2 The appellant, Jia Da Shen, is aggrieved by the decision of a delegate of the respondent Minister to cancel his student visa. He applied to the Migration Review Tribunal for a merits review of the decision but the Tribunal affirmed the delegate’s decision. The appellant then sought judicial review of the decision of the Tribunal but the Federal Magistrates Court dismissed that application. He now appeals to this Court.
3 The main issues for determination in the appeal are:
1. Did the Tribunal ask itself the wrong question in deciding a factual matter adversely to the appellant concerning his attendance during contact hours at school?
2. Was the Tribunal able to rely on grounds for cancellation other than the one originally identified to the appellant by the Minster’s delegate?
3. Was the validity of the cancellation affected by technical problems with the notice sent to him under the Education Services for Overseas Students Act 2000 (Cth)?
4. Was the appellant denied natural justice?
Background
4 The appellant is a citizen of China.

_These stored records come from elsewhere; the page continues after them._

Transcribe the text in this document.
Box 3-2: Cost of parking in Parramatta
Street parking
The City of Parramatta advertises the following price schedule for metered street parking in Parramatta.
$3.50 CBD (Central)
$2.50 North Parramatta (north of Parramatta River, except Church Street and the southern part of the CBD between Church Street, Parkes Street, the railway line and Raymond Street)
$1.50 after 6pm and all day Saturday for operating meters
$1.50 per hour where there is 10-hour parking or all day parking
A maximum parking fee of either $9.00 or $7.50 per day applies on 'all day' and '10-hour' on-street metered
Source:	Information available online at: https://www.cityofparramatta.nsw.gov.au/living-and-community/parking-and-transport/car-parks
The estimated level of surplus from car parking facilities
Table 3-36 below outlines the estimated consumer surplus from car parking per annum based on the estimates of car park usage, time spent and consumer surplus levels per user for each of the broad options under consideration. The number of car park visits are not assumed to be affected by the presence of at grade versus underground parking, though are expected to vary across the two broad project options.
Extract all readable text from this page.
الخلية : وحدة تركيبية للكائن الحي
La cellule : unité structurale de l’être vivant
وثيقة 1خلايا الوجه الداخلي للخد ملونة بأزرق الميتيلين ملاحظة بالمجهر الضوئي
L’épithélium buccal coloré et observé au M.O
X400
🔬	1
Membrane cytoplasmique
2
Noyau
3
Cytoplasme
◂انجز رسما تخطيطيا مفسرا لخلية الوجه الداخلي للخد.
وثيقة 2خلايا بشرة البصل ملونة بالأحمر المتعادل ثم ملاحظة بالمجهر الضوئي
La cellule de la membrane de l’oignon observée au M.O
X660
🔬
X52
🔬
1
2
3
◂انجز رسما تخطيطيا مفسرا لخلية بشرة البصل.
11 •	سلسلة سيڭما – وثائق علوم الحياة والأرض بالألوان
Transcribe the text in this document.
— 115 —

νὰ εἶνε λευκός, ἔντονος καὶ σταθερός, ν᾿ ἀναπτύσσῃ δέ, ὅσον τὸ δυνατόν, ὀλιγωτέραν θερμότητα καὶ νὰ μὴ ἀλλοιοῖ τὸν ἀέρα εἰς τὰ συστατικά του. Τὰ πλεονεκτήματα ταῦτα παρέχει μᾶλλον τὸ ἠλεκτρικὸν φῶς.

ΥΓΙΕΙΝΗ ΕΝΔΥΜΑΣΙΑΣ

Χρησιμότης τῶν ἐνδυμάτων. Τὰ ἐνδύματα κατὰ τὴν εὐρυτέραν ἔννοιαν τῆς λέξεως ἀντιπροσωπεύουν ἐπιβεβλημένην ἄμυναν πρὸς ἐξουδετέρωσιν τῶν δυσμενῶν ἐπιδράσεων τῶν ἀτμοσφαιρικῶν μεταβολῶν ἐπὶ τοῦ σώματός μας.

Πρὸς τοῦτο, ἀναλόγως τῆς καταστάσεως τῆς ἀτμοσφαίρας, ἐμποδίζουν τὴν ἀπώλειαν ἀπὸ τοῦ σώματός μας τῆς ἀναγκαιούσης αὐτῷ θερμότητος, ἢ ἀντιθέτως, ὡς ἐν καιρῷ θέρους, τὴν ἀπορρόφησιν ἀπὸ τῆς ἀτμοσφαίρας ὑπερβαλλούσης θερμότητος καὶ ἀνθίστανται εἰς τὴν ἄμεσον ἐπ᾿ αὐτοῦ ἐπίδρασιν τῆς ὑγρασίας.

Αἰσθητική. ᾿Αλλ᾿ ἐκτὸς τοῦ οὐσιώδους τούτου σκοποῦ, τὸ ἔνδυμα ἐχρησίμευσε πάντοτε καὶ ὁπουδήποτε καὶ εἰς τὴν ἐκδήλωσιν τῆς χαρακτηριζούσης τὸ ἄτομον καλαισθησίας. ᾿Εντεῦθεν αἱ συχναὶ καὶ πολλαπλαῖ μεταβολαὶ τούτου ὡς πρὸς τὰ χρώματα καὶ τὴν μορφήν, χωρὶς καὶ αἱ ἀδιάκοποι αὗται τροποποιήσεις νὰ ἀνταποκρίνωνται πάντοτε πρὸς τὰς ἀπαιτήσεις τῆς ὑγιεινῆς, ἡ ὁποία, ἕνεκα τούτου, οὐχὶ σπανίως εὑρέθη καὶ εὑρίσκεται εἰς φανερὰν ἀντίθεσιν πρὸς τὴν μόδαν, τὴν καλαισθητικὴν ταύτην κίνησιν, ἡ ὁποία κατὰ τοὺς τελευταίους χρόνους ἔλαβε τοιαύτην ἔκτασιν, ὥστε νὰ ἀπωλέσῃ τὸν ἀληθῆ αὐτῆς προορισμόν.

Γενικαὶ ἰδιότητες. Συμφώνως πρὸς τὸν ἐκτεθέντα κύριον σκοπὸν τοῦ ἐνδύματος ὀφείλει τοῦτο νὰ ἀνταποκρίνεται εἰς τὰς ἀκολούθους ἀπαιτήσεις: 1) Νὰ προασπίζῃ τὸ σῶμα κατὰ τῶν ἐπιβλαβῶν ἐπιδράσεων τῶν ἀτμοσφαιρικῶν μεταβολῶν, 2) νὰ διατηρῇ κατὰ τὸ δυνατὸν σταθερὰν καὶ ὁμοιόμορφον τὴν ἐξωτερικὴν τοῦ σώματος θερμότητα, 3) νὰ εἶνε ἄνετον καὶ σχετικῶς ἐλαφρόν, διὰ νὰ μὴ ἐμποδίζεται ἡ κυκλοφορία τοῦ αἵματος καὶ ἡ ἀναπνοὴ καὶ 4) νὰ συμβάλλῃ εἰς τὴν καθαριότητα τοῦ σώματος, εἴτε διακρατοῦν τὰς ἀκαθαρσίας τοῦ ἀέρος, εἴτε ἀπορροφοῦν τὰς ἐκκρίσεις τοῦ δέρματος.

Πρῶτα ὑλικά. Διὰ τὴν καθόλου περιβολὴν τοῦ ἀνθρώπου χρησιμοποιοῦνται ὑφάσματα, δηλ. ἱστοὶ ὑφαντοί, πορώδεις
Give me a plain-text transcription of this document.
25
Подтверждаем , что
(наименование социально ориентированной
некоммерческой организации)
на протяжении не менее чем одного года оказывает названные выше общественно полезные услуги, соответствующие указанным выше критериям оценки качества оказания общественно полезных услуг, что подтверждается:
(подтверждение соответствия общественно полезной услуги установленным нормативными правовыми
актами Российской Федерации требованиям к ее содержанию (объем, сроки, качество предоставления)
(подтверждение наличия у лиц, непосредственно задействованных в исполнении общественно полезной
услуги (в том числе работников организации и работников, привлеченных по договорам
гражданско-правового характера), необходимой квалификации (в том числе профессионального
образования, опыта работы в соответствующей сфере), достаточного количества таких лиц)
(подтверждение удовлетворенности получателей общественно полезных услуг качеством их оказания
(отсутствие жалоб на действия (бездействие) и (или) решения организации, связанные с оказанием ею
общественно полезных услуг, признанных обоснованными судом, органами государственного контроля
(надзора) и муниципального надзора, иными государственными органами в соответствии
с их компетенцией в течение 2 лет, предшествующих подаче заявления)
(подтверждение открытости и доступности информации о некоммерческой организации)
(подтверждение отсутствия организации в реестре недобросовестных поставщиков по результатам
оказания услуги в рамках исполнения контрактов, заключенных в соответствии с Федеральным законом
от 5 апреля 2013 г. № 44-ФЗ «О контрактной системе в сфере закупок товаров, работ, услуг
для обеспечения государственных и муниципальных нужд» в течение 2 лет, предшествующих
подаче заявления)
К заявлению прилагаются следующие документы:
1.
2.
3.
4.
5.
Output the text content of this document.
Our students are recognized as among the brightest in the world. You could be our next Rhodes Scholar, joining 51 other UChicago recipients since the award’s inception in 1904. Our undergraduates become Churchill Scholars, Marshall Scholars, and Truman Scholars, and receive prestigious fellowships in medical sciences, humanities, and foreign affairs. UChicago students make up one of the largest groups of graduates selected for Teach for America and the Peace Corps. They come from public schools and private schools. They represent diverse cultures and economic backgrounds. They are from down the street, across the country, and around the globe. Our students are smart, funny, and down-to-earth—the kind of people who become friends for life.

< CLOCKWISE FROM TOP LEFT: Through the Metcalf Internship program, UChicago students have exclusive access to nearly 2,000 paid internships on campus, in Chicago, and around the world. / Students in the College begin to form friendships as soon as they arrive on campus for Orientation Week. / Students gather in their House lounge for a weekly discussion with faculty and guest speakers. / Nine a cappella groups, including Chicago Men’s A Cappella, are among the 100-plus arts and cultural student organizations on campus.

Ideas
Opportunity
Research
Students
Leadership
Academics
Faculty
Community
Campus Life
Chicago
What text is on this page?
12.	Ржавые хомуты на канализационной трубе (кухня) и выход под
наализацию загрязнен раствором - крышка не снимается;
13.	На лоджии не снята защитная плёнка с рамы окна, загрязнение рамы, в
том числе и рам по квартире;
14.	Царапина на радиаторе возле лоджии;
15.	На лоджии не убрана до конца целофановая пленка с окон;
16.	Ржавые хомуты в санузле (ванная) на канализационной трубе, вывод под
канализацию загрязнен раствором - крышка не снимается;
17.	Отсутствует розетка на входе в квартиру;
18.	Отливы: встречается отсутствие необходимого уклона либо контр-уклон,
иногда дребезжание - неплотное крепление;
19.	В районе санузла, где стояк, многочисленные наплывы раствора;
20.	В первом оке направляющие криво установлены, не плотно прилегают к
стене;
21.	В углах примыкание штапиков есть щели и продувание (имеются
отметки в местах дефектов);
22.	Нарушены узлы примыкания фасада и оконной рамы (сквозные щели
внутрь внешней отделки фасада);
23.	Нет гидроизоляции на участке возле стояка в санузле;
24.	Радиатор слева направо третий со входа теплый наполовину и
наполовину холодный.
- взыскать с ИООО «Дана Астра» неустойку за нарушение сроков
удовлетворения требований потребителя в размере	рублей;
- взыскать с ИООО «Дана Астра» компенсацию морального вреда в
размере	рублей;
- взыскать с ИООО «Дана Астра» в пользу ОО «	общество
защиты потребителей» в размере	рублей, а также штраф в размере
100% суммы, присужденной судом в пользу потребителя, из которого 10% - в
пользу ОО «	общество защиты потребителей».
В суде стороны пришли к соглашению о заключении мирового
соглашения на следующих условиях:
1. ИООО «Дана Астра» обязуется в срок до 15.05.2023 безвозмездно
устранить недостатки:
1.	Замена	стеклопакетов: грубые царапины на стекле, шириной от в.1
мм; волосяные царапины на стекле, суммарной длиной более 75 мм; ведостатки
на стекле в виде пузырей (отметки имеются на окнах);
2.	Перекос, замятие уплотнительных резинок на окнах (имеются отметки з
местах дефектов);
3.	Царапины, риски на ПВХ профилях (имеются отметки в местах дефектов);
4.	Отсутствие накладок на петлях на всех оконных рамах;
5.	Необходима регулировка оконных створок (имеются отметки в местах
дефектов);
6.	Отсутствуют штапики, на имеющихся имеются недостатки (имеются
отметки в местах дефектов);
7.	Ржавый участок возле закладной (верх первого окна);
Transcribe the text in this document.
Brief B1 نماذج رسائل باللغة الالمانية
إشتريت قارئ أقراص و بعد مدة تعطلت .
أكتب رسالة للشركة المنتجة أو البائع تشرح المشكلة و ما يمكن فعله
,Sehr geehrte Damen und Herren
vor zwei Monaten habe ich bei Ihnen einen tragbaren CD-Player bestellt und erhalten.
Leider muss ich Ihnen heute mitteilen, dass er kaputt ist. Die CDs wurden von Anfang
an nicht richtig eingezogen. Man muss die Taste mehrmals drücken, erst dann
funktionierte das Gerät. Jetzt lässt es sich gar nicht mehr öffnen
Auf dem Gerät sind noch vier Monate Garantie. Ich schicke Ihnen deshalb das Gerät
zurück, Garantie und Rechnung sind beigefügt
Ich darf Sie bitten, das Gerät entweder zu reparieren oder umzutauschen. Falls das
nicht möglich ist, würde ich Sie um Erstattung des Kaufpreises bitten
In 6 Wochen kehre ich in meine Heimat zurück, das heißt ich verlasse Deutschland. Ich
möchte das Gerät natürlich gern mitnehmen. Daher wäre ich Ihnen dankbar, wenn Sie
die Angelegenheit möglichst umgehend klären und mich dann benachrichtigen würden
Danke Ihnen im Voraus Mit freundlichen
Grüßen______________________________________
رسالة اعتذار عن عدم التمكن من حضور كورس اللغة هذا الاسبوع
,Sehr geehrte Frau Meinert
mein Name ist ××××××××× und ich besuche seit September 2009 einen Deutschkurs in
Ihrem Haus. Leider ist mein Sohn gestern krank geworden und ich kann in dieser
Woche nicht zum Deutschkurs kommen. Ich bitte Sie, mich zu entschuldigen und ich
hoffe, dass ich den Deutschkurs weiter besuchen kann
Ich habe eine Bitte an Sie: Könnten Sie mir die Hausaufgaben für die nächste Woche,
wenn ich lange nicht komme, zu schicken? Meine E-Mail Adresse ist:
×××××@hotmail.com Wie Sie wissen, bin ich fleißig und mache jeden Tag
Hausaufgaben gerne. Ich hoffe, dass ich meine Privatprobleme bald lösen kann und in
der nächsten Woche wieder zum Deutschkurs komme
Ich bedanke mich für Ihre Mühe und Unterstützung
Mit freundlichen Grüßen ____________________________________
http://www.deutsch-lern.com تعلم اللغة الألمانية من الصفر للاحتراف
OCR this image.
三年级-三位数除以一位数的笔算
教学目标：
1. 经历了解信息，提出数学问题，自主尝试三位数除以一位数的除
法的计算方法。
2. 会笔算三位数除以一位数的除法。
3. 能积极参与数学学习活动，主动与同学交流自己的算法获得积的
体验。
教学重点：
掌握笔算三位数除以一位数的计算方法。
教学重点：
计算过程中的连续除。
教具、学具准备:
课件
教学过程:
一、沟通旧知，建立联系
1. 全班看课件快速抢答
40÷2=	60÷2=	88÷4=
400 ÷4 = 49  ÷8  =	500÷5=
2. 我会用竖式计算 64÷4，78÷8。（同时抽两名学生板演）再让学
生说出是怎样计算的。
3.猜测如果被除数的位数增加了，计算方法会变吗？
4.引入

He came to Australia in August 2001 as the holder of a Student (Temporary) (Class TU) Visa, subclass 560. The visa had an expiry date of 15 March 2004.
5 The appellant enrolled in a course of secondary education at Eltham College for the academic years 2002 and 2003.
6 Semester 1 in 2003 commenced on 3 February 2003 and concluded on 27 June 2003.
7 On 4 June 2003, Eltham College sent the appellant a notice under s 20 of the Education Services for Overseas Students Act 2000 (Cth). The s 20 notice advised the appellant, amongst other things, that he had breached a condition of his student visa relating to course attendance requirements.
8 In response to the s 20 notice, the appellant attended the office of the respondent Minister’s department in Lonsdale Street, Melbourne on 23 June 2003. On that day, a departmental officer handed him a “Notice of Intention to Consider Cancellation” under s 116 of the Migration Act 1958 (Cth).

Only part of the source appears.